Ruud Kleinpaste: Frantic gardening to prepare for summer

Author
Ruud Kleinpaste,
Publish Date
Sat, 17 Sep 2022, 12:54PM

After the recent rather crappy weather, we really need to start the mahi for Spring and Summer.

(Spring on 23 September at 13.03 to be precise)

Christmas spuds need to go into the ground if you want them before Xmas:

Seed potatoes: “chitted” (= the “eyes” have started to run out) is often a quicker way to getting the plants to develop.

I intend to put them in large, plastic containers (Bunnings) with holes drilled in the bottom and filled up with good growing mix; five or six potatoes; leave just 4 or 5 sprouts on the blunt top of the seed potato and dig them 30 cm deep and 30-40 cm apart.

I have no time to “add” soil mix to the growing shoots when they pop their heads above ground – Just bang them in a foot deep.

Potato fertiliser always has a bit more “P” (Phosphate) in it to encourage root growth and tuber growth

Jersey Bennes and such early varieties are probably the best to use before Christmas.

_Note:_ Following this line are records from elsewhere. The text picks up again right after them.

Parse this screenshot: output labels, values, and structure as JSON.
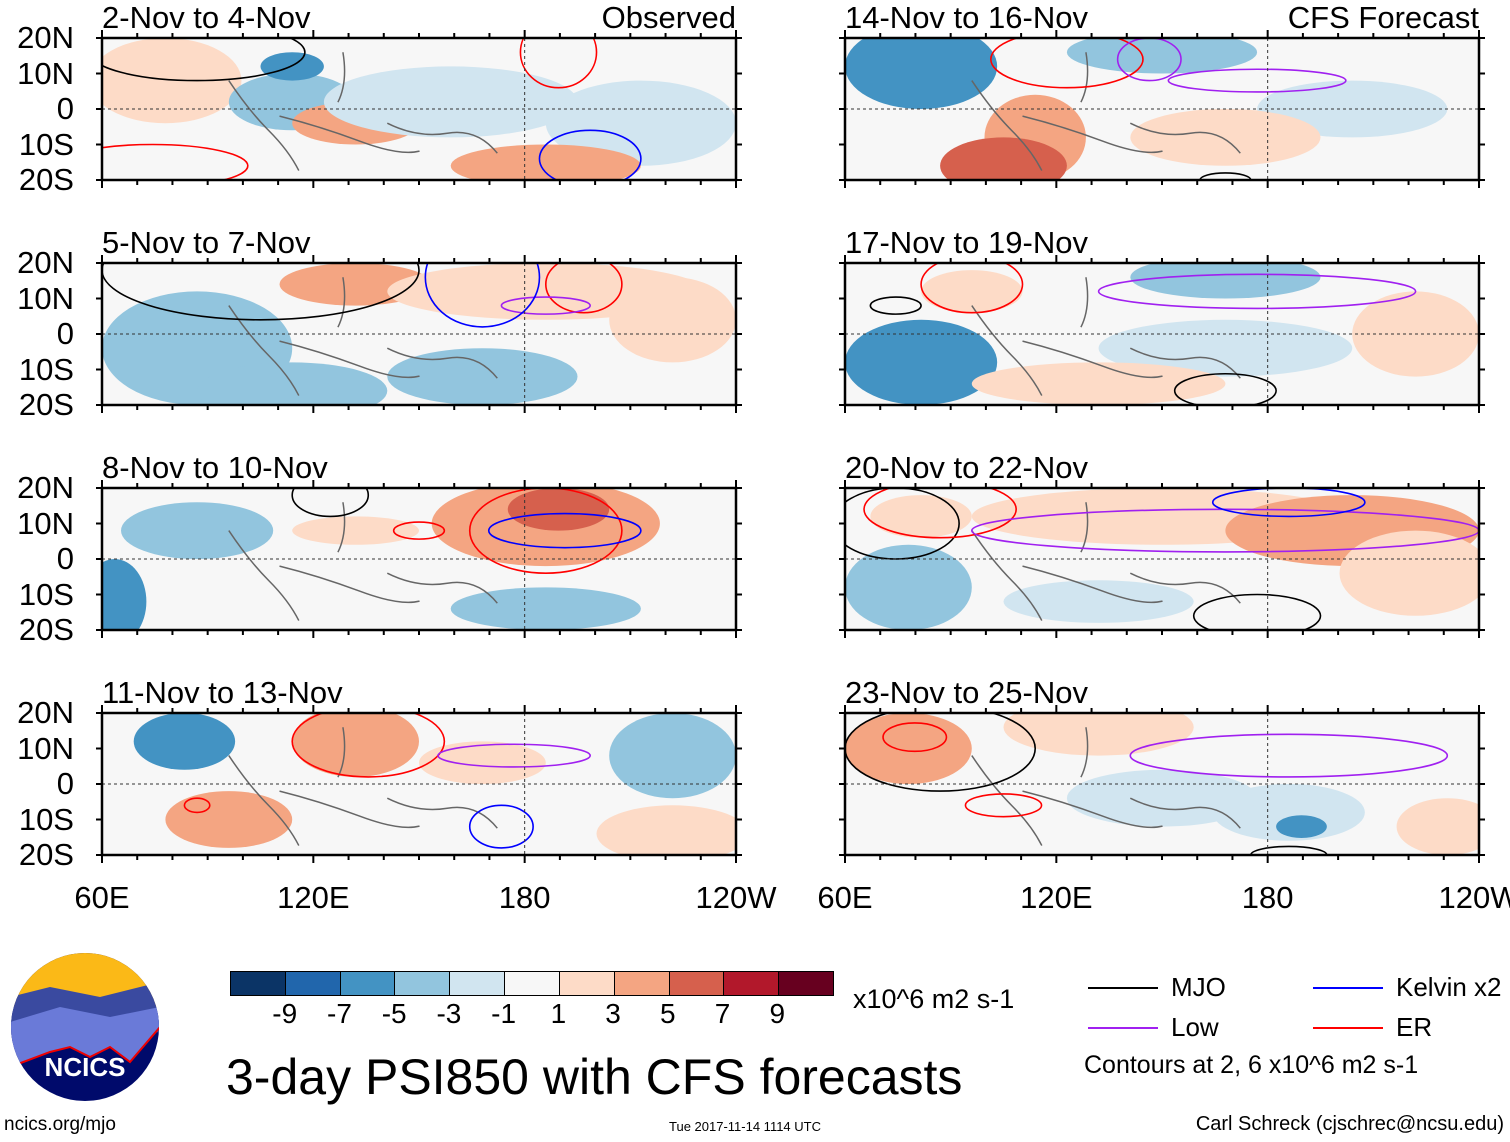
{
  "panels_left": [
    {
      "title": "2-Nov to 4-Nov",
      "tag": "Observed"
    },
    {
      "title": "5-Nov to 7-Nov"
    },
    {
      "title": "8-Nov to 10-Nov"
    },
    {
      "title": "11-Nov to 13-Nov"
    }
  ],
  "panels_right": [
    {
      "title": "14-Nov to 16-Nov",
      "tag": "CFS Forecast"
    },
    {
      "title": "17-Nov to 19-Nov"
    },
    {
      "title": "20-Nov to 22-Nov"
    },
    {
      "title": "23-Nov to 25-Nov"
    }
  ],
  "y_ticks": [
    "20N",
    "10N",
    "0",
    "10S",
    "20S"
  ],
  "x_ticks": [
    "60E",
    "120E",
    "180",
    "120W"
  ],
  "colorbar": {
    "colors": [
      "#0b3466",
      "#2166ac",
      "#4393c3",
      "#92c5de",
      "#d1e5f0",
      "#f7f7f7",
      "#fddbc7",
      "#f4a582",
      "#d6604d",
      "#b2182b",
      "#67001f"
    ],
    "labels": [
      "-9",
      "-7",
      "-5",
      "-3",
      "-1",
      "1",
      "3",
      "5",
      "7",
      "9"
    ],
    "units": "x10^6 m2 s-1"
  },
  "title": "3-day PSI850 with CFS forecasts",
  "legend": [
    {
      "label": "MJO",
      "color": "#000000"
    },
    {
      "label": "Kelvin x2",
      "color": "#0000ff"
    },
    {
      "label": "Low",
      "color": "#a020f0"
    },
    {
      "label": "ER",
      "color": "#ff0000"
    }
  ],
  "contour_note": "Contours at 2, 6 x10^6 m2 s-1",
  "logo_text": "NCICS",
  "footer": {
    "url": "ncics.org/mjo",
    "timestamp": "Tue 2017-11-14 1114 UTC",
    "author": "Carl Schreck (cjschrec@ncsu.edu)"
  }
}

That’s all I do this year so I don’t play Russian roulette with solanum pests such as Psyllids, later in the season. (AND I WANT TO PROTECT MY MAIN TUNNELHOUSE CROP: TOMATOES!)

Tomatoes

Should be sown now in seed-raising mix and transplanted outside when frost danger is over; in tunnelhouse I don’t have that problem, so can bang them in as soona s they are 20 cm tall with good roots. (There are still tomatoes ripening in my tunnelhouse from last year on really old and rubbish vines, so they’ll need removing asap)

more about tomatoes and how to do it, next week!

Another crop I totally ignored this last year is Witlof (endive). It grows well here but due to far too much education work, never had the time to “harvest” them in autumn and grow the white chicons in a large tub of light-free sand.

So: prepare a good free-draining bed in which to sow your “chicory” to get decent-sized roots for “burying” in the next autumn. They’re easy to grow in the South Island too and witlof is simply one of those weird, bitter Dutch crops that is otherwise hard to “buy off the shelf.

I usually keep up with my lettuce (COS!) and spring onions, but will need to plonk in the peas and Broad beans asap before the summer sun creates havoc.

These crops have a habit to grow in just about any soil condition. As long as they have good light and are not kept too dry.

Liquid fertiliser seems to be the best way to keep’em happy and when I chuck Seafood Soup and Seaweed Tea on them they shoot up with vapour trails

And Vapour Trails is what I will produce this weekend – honestly … it’s panic stations!